Islamic Sainthood in the Fullness of Time. Ibn 'Arabi's book 'The Fabulous Gryphon'
Translation and study by Gerald Elmore of the Anqa' al-Mughrib. Brill, 1999
A full translation of one of Ibn 'Arabi's earliest surviving works, Kitâb 'Anqâ' Mughrib. This has already been reviewed in detail by Michel Chodkiewicz in Volume 26 of the Journal, and so needs only a brief introduction here.
Written before he left Andalusia and the Maghreb, probably during the 'lost year' of 596H (1200AD), this work lays out in detail Ibn 'Arabi's understanding of sainthood (walâyah) and its hierarchies, in particular introducing the theme of the Seal of Sainthood which takes three forms - Jesus, who is the Seal of Universal Sainthood, the Mahdi who precedes him at the end of time, and the Seal of Muhammedian Sainthood.
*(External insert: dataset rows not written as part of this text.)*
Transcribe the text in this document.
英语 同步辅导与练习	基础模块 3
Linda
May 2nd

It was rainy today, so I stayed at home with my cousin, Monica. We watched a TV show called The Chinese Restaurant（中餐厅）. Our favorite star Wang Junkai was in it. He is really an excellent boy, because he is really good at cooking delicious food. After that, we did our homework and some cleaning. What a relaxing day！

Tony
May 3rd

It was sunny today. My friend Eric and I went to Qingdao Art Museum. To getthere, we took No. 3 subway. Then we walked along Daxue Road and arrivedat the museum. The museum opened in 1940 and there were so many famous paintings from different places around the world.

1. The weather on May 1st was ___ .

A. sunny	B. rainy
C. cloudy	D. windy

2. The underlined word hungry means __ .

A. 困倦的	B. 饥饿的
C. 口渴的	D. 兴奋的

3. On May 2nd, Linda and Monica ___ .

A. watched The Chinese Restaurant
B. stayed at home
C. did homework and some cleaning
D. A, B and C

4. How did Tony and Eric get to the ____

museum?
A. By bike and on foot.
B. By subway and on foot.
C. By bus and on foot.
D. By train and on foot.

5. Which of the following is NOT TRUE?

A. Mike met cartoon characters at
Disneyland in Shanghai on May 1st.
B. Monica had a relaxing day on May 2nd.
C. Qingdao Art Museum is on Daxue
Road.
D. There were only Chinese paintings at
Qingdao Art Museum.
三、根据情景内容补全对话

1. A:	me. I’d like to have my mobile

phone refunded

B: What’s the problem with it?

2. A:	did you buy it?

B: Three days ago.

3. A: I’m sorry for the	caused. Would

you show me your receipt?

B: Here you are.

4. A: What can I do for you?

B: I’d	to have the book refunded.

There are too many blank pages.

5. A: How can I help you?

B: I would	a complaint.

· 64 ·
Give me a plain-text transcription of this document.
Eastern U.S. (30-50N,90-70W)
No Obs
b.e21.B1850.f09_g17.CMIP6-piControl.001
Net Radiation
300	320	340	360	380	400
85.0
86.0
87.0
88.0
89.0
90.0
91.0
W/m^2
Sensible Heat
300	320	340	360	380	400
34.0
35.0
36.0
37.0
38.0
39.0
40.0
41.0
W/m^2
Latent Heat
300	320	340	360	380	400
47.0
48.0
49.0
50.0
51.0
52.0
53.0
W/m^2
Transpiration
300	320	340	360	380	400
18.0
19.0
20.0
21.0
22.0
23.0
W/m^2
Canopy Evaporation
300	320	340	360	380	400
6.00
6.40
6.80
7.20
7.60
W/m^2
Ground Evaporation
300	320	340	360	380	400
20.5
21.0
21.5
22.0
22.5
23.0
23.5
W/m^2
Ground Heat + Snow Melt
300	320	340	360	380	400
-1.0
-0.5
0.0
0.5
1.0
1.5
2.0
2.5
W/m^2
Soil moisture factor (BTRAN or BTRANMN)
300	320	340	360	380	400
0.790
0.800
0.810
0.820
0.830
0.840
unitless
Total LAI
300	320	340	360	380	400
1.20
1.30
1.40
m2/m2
Although presented in the form of an historical unfoldment, the emphasis, as Michel Chodkiewicz has pointed out, is on the realisation of these aspects - on 'the signs of the times" - within each person. Ibn 'Arabi says (p. 461):
As for the Seal of the Saints with regard to Man, it is actually an expression for the station at which you will end up, and before which you will be brought to stand - it being each mystic traveller wherever he may arrive, his station wherever he may come to light. For there is no specific place at which to stop, but only the place one reaches - the gnostic himself disclosing to us its limit.
This substantial volume - reaching more than 700 pages - is a highly scholarly work. There is a long introduction covering the life and thought of Ibn 'Arabi, particularly the early period in the Maghreb, as one would expect, and detailed notes to the text. There are also extensive appendices, including notes on commentaries to the work and a selection of texts on related themes - mostly from the Futuhât - by Ibn 'Arabi himself. Elmore is a meticulous scholar, so his sources, his translation and his interpretations are carefully presented at every stage. This is a highly allegorical work, using symbolism which is abstruse and no longer familiar to most modern readers, so we must be grateful to Elmore for his careful annotation of the text which at least begins to make the complex the cosmology intelligible. His translation is in clear English, and I myself appreciate the extent to which he includes the original Arabic in parenthesis, although I suspect that it may interrupt the reading for some non-Arabic speakers.
In short, a very valuable book, which may be too forbidding for the general reader - especially as Brill has priced it at £155!